New R-Rated 'Star Trek' Movie Confirms Screenwriter

by Ryan Britt

Set phasers to dark and gritty. The next Star Trek feature film — directed by Quentin Tarantino — is really happening, and has now confirmed its screenwriter. Mark L. Smith of Revenant fame will pen the script for the next Star Trek movie. Here’s how Trekkies need to figure out how to deal with that.

On Thursday, Deadline reported: “Paramount Pictures has set Mark L. Smith to write the script for the R-rated Star Trek movie that was hatched from an idea by Quentin Tarantino.” Journalist Mike Fleming Jr. also notes that Smith is “a writer whose breakthrough came on one of the most celebrated spare dialogue films of recent years will team with Tarantino, a writer/director whose own scripts have run 165 pages or more, full of dialogue.”

It’s a funny observation, but it might not be the worst news in the world. If there’s one thing Star Trek films have grappled with over the years, it’s finding a balance between technobabble dialogue in which characters over-explain complicated science fiction concepts (i.e. aspects of Star Trek: Insurrection) and rely on classic literature and Shakespeare (Star Trek II, Star Trek VI, etc.). So, maybe the combination of Smith and Tarantino is a good thing. At the very least, this pairing has the potential to create a Star Trek film that feels radically new from anything the franchise has attempted before.

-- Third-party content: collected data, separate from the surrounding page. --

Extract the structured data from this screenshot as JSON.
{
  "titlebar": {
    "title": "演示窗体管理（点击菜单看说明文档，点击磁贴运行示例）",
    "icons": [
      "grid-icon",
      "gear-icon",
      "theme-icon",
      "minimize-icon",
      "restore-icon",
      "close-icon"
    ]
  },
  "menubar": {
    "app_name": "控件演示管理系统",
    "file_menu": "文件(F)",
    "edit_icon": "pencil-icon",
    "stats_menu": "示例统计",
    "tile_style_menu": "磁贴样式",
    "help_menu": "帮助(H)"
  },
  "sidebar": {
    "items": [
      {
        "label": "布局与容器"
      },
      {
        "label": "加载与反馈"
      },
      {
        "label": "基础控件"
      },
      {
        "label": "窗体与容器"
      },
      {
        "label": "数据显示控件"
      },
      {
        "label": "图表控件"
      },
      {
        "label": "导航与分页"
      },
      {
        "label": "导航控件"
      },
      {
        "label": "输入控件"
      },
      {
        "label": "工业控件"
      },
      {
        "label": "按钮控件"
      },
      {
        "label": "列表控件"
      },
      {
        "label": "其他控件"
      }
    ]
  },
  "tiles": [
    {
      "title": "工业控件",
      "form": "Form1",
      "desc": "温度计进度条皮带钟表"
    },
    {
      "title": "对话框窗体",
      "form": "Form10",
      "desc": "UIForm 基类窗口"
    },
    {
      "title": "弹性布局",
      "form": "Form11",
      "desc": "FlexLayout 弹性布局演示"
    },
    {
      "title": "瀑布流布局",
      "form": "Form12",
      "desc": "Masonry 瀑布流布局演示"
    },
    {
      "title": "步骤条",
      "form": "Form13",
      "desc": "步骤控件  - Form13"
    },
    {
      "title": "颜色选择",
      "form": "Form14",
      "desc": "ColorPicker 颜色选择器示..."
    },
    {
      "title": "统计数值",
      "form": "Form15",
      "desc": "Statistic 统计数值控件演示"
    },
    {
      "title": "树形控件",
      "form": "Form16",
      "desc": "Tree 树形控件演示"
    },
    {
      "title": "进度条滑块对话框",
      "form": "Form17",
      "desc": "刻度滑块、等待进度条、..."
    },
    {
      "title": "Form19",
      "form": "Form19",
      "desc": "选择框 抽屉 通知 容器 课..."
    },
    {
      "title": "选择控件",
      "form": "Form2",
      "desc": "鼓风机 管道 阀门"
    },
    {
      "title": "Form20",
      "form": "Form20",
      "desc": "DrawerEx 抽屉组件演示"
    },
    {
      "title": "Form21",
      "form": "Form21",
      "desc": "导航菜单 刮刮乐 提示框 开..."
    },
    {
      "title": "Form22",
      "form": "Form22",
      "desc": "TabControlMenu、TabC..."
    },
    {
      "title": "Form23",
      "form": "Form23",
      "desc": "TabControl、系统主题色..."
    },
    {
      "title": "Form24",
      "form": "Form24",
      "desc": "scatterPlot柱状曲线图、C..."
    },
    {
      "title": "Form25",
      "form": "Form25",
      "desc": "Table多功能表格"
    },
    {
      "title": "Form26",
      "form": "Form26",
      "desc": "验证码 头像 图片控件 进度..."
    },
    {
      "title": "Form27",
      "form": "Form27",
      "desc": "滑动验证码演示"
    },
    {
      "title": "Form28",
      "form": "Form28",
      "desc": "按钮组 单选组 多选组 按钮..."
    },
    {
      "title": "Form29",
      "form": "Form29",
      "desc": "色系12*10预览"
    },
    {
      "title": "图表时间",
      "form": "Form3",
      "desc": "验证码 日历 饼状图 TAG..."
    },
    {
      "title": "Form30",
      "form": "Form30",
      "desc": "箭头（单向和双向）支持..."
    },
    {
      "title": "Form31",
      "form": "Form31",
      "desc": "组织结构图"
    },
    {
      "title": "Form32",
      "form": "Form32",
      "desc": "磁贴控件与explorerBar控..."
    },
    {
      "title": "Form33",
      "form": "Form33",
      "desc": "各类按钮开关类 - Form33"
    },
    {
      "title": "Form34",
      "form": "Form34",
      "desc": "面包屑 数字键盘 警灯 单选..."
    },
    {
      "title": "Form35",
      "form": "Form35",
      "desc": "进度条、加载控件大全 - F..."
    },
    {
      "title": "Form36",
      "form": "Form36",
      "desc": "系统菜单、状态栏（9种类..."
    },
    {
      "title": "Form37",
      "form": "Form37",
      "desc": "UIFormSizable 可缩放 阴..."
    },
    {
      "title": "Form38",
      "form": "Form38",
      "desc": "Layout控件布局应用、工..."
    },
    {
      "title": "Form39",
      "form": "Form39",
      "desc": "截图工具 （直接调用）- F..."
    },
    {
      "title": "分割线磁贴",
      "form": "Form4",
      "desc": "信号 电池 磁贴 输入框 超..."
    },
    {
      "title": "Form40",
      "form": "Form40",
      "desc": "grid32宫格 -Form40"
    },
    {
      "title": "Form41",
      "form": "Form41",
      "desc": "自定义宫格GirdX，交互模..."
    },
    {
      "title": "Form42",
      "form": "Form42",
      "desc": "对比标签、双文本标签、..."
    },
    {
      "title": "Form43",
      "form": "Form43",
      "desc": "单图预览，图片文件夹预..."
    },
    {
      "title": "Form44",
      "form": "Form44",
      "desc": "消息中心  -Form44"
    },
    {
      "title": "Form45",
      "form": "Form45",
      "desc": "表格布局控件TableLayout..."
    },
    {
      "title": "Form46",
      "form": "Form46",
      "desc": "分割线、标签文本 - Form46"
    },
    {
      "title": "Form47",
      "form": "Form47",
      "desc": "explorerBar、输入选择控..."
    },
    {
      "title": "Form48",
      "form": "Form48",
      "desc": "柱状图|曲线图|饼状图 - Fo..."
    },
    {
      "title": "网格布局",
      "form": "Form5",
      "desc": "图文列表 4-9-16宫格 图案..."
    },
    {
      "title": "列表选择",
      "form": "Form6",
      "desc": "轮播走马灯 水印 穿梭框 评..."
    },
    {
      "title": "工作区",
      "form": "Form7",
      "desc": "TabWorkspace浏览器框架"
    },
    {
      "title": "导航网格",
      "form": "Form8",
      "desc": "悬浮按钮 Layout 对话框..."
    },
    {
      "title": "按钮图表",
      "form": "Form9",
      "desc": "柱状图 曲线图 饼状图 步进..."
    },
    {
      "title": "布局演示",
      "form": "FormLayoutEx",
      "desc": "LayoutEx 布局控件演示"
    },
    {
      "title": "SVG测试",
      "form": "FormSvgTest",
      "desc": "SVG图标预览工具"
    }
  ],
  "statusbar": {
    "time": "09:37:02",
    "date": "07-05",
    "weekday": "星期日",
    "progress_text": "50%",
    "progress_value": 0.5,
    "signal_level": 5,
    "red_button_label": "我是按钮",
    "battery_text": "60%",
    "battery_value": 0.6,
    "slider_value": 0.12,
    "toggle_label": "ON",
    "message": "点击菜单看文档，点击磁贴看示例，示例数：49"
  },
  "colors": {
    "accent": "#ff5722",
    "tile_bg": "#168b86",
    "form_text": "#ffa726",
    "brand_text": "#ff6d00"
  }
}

Still, when it comes to directing and writing Trek films, Tarantino and Smith are in something of a deficit. As many Trek fans, experts, and historians point out, the concept of Star Trek tends to work better as an episodic TV series rather than feature films. And that’s because of the time constraint and the nature of films. As Rainn Wilson told Inverse this fall, it’s hard for big-budget movies to show “people landing on planets and exploring strange civilizations in a contemplative way.”

All of this just means that the style and tone of the new R-Rated Trek movie are less important than the subject matter. Will audiences be subjected to another Star Trek film about revenge? Or could Tarantino and Smith decide to take a risk and actually do some real science fiction for a change? In 1979, Star Trek: The Motion Picture promised that “the human adventure is just beginning.” And maybe, with this unique cocktail of creative forces, that can be true again.

As of this writing, Paramount Pictures has not confirmed the new Star Trek movie project, nor have they addressed how this will impact the three existing “reboot” films. In short, the canonicity of the new Trek film is still very much an undiscovered country.